Once therapeutic targets have been attained, re-evaluate dogs and cats receiving alkalinizing therapy every three to four
months to ensure continued compliance and therapeutic success at maintaining the target.
#6 Maintain hydration. Intervention to correct and prevent dehydration is indicated in dogs and cats with chronic kidney disease stages 2 through
4 with clinical evidence of dehydration. Maintaining hydration in patients with chronic kidney disease depends on adequate
compensatory polydipsia. Cats with chronic kidney disease appear to be particularly susceptible to chronic dehydration, perhaps
because the magnitude of compensatory polydipsia is inadequate. However, lack of adequate access to good quality drinking
water, certain environmental conditions, and intercurrent illnesses that limit fluid intake or promote fluid losses (e.g. pyrexia, vomiting, diarrhea) may lead to dehydration.

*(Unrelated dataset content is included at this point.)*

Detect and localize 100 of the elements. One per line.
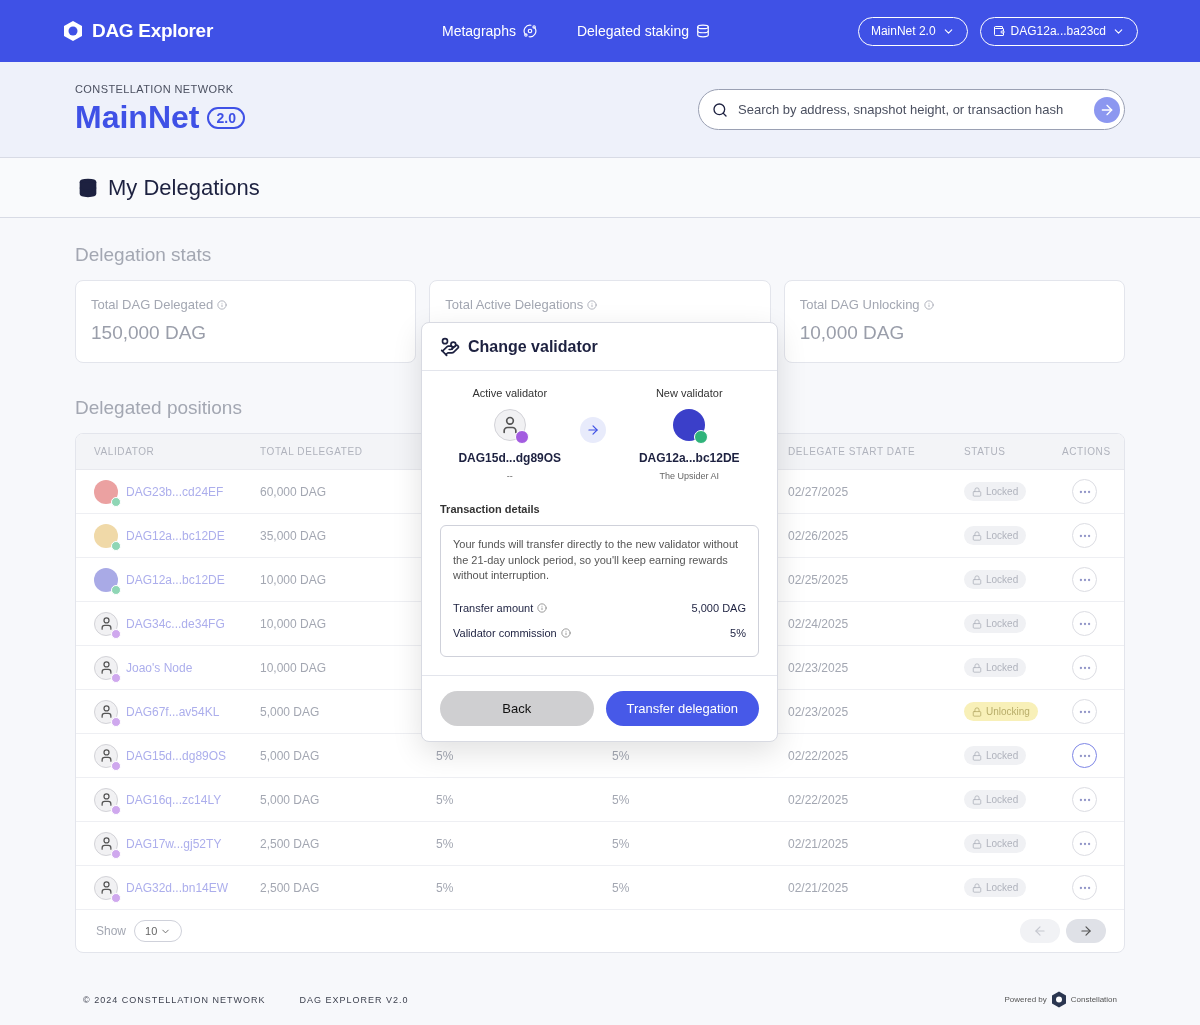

The clinical consequences of chronic dehydration include decreased appetite, lethargy, weakness, constipation, prerenal azotemia,
and predisposition to acute kidney injury. Additional loss of kidney function due to acute kidney injury is a potentially
important cause of progression of chronic kidney disease. The goal of therapy is to correct and prevent dehydration and its
In patients with signs consistent with chronic or recurrent dehydration, long-term subcutaneous fluid therapy may be considered
(evidence grade 4). Typically, a balanced electrolyte solution (e.g. lactated Ringer's solution) is administered subcutaneously every one to three days as needed. The volume administered depends
on the patient's size, with a typical cat receiving about 75 to 100 ml per dose. If the patient's clinical response is suboptimal,
the dose can cautiously be increased. However, it is possible to induce fluid overload with excessive fluid administration.

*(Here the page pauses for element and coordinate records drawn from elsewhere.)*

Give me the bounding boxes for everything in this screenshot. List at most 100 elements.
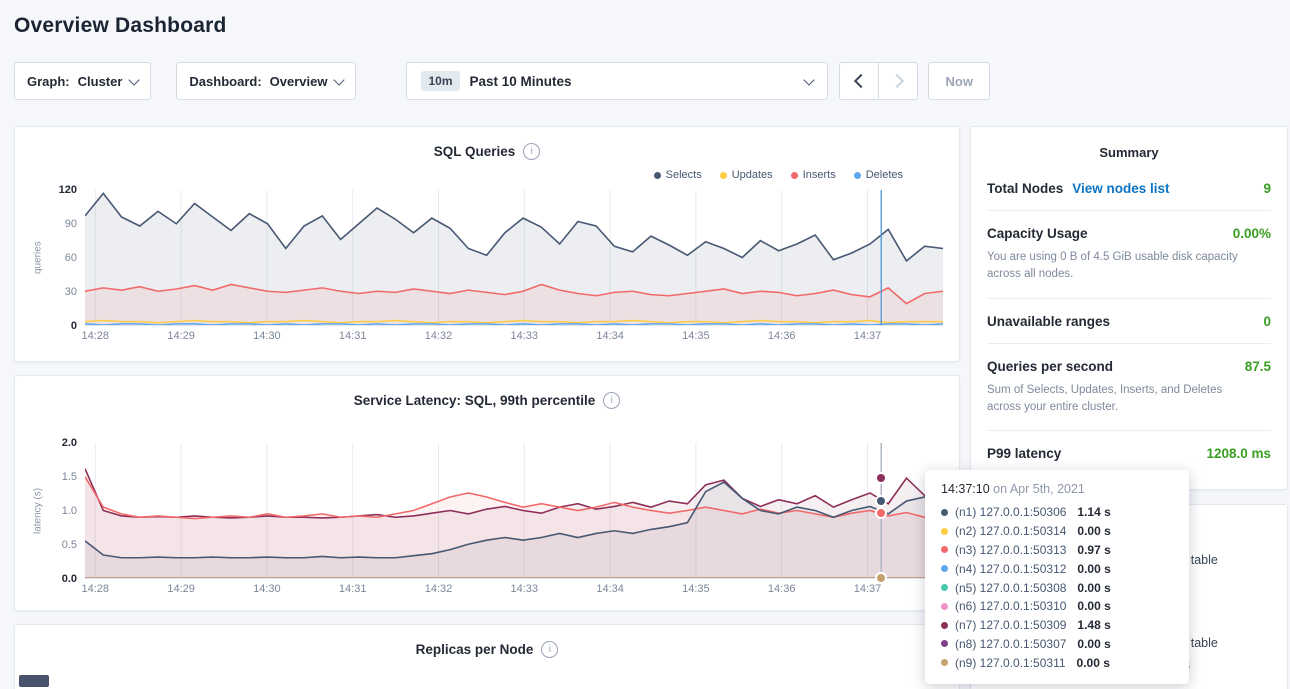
legend-item-deletes[interactable]: Deletes [854, 168, 903, 182]
legend-item-updates[interactable]: Updates [720, 168, 773, 182]
y-axis-ticks: 2.01.51.00.50.0 [45, 443, 85, 579]
x-tick-label: 14:28 [82, 583, 110, 595]
y-tick-label: 30 [65, 286, 77, 298]
x-tick-label: 14:33 [511, 583, 539, 595]
x-axis-ticks: 14:2814:2914:3014:3114:3214:3314:3414:35… [85, 583, 943, 601]
legend-item-selects[interactable]: Selects [654, 168, 702, 182]
summary-label: Queries per second [987, 359, 1113, 374]
summary-row-qps: Queries per second 87.5 Sum of Selects, … [987, 343, 1271, 431]
dashboard-dropdown[interactable]: Dashboard: Overview [176, 62, 356, 100]
legend-dot-icon [791, 172, 798, 179]
tooltip-rows: (n1) 127.0.0.1:50306 1.14 s (n2) 127.0.0.1… [941, 503, 1173, 672]
sql-queries-chart-card: SQL Queries SelectsUpdatesInsertsDeletes… [14, 126, 960, 362]
summary-row-p99: P99 latency 1208.0 ms [987, 430, 1271, 475]
x-tick-label: 14:31 [339, 330, 367, 342]
chart-body: latency (s) 2.01.51.00.50.0 14:2814:2914… [31, 443, 943, 579]
x-tick-label: 14:36 [768, 330, 796, 342]
page-header: Overview Dashboard [0, 0, 1290, 38]
tooltip-node-row: (n2) 127.0.0.1:50314 0.00 s [941, 522, 1173, 541]
y-axis-title: queries [31, 190, 45, 326]
hover-dot-n9 [877, 574, 885, 582]
chart-tooltip: 14:37:10 on Apr 5th, 2021 (n1) 127.0.0.1… [925, 470, 1189, 684]
y-tick-label: 1.5 [62, 471, 77, 483]
y-tick-label: 60 [65, 252, 77, 264]
legend-item-inserts[interactable]: Inserts [791, 168, 836, 182]
tooltip-node-label: (n1) 127.0.0.1:50306 [955, 505, 1066, 519]
tooltip-node-row: (n8) 127.0.0.1:503070.00 s [941, 634, 1173, 653]
tooltip-node-row: (n6) 127.0.0.1:503100.00 s [941, 597, 1173, 616]
time-next-button[interactable] [878, 62, 918, 100]
summary-header: Summary [987, 141, 1271, 166]
y-tick-label: 90 [65, 218, 77, 230]
partial-axis-element [19, 675, 49, 687]
service-latency-chart-card: Service Latency: SQL, 99th percentile la… [14, 375, 960, 611]
tooltip-node-value: 0.97 s [1077, 543, 1110, 557]
overview-dashboard-page: { "page": { "title": "Overview Dashboard… [0, 0, 1290, 689]
info-icon[interactable] [541, 641, 558, 658]
legend-dot-icon [654, 172, 661, 179]
tooltip-time: 14:37:10 [941, 482, 993, 496]
x-tick-label: 14:35 [682, 330, 710, 342]
summary-value: 9 [1263, 181, 1271, 196]
view-nodes-list-link[interactable]: View nodes list [1072, 181, 1169, 196]
summary-value: 0.00% [1233, 226, 1271, 241]
dashboard-dropdown-value: Overview [270, 74, 328, 89]
summary-label: Unavailable ranges [987, 314, 1110, 329]
time-nav-buttons [839, 62, 918, 100]
x-tick-label: 14:34 [596, 330, 624, 342]
time-range-badge: 10m [421, 71, 459, 91]
graph-dropdown-label: Graph: [27, 74, 70, 89]
tooltip-node-label: (n6) 127.0.0.1:50310 [955, 599, 1066, 613]
x-tick-label: 14:33 [511, 330, 539, 342]
node-color-dot-icon [941, 528, 948, 535]
chart-plot-area[interactable]: 14:2814:2914:3014:3114:3214:3314:3414:35… [85, 443, 943, 579]
now-button-label: Now [945, 74, 972, 89]
tooltip-node-label: (n3) 127.0.0.1:50313 [955, 543, 1066, 557]
tooltip-node-label: (n9) 127.0.0.1:50311 [955, 656, 1066, 670]
summary-value: 0 [1263, 314, 1271, 329]
tooltip-node-value: 1.48 s [1077, 618, 1110, 632]
tooltip-node-value: 0.00 s [1077, 637, 1110, 651]
time-range-selector[interactable]: 10m Past 10 Minutes [406, 62, 828, 100]
now-button[interactable]: Now [928, 62, 989, 100]
x-tick-label: 14:28 [82, 330, 110, 342]
node-color-dot-icon [941, 603, 948, 610]
tooltip-node-label: (n5) 127.0.0.1:50308 [955, 581, 1066, 595]
info-icon[interactable] [603, 392, 620, 409]
tooltip-node-label: (n2) 127.0.0.1:50314 [955, 524, 1066, 538]
summary-description: You are using 0 B of 4.5 GiB usable disk… [987, 249, 1271, 284]
chevron-right-icon [890, 74, 904, 88]
node-color-dot-icon [941, 622, 948, 629]
hover-dot-n1 [877, 497, 885, 505]
chart-legend: Selects Updates Inserts Deletes [31, 160, 943, 182]
tooltip-node-row: (n4) 127.0.0.1:503120.00 s [941, 559, 1173, 578]
chart-title-row: Replicas per Node [31, 637, 943, 658]
time-prev-button[interactable] [839, 62, 879, 100]
chart-title: Service Latency: SQL, 99th percentile [354, 393, 596, 408]
x-tick-label: 14:29 [167, 330, 195, 342]
chevron-down-icon [334, 74, 345, 85]
chart-plot-area[interactable]: 14:2814:2914:3014:3114:3214:3314:3414:35… [85, 190, 943, 326]
chevron-down-icon [129, 74, 140, 85]
tooltip-node-label: (n7) 127.0.0.1:50309 [955, 618, 1066, 632]
tooltip-node-value: 1.14 s [1077, 505, 1110, 519]
info-icon[interactable] [523, 143, 540, 160]
node-color-dot-icon [941, 546, 948, 553]
x-tick-label: 14:36 [768, 583, 796, 595]
y-tick-label: 0 [71, 320, 77, 332]
chart-title-row: Service Latency: SQL, 99th percentile [31, 388, 943, 409]
x-tick-label: 14:37 [854, 330, 882, 342]
node-color-dot-icon [941, 565, 948, 572]
tooltip-node-value: 0.00 s [1077, 562, 1110, 576]
node-color-dot-icon [941, 659, 948, 666]
tooltip-node-value: 0.00 s [1077, 524, 1110, 538]
toolbar: Graph: Cluster Dashboard: Overview 10m P… [14, 62, 1276, 100]
y-tick-label: 1.0 [62, 505, 77, 517]
replicas-chart-card: Replicas per Node [14, 624, 960, 689]
chart-plot-svg [85, 190, 943, 325]
legend-label: Deletes [866, 169, 903, 181]
graph-dropdown[interactable]: Graph: Cluster [14, 62, 151, 100]
graph-dropdown-value: Cluster [78, 74, 123, 89]
chevron-down-icon [804, 74, 815, 85]
y-axis-ticks: 1209060300 [45, 190, 85, 326]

In addition, sodium-containing fluids used for subcutaneous therapy do not provide electrolyte-free water. A more physiologically
appropriate approach is to provide water through a feeding tube. This approach may also be easier for clients. Because recent
evidence suggests excessive sodium intake may harm the kidneys, recommendations for long-term sodium administration in any
form should be carefully considered.9,10
AMELIORATE THE EFFECTS OF CHRONIC KIDNEY DISEASE
#7 Correct clinically apparent anemia. Treating anemia is indicated in a patient with chronic kidney disease stages 3 and 4 when the hematocrit declines below 20%
and the patient has clinical signs attributable to anemia. The goal of treatment is increasing the hematocrit to about 30%
to 40% in cats and 38% to 48% in dogs. Signs attributable to anemia may include impaired appetite, lethargy, weakness, and
decreased social interaction. Administering erythropoietin, either as recombinant human erythropoietin (Epogen—Amgen, Procrit—Ortho
Biotech) or darbepoetin alfa (Aranesp—Amgen), is the only effective means of correcting anemia of chronic kidney disease.
However, other factors that may exacerbate anemia, including blood loss, iron deficiency, poor nutrition, hyperparathyroidism,
and infections, should be ruled out first.
Anti-erythropoietin antibodies may develop in some patients, rendering them unresponsive to further recombinant human erythropoietin
treatment. Immediately terminate therapy if antibody -associated anemia is suspected. Since canine and feline species-specific
erythropoietin is not available, closely monitor patients treated with recombinant human erythropoietin for recurrence of
anemia, which may herald the onset of anti-erythropoietin antibodies. A newer, longer-acting erythropoietin, darbepoetin,
may be less likely to induce anti-erythropoietin antibodies, but experience with darbepoetin in dogs and cats is limited.
Monitor dogs and cats treated with erythropoietin weekly until treatment targets have been achieved. Once therapeutic targets
have been attained, the packed cell volume should be monitored at least monthly to detect development of anti-erythropoietin
antibodies and to adjust dosages or provide supplemental iron as needed.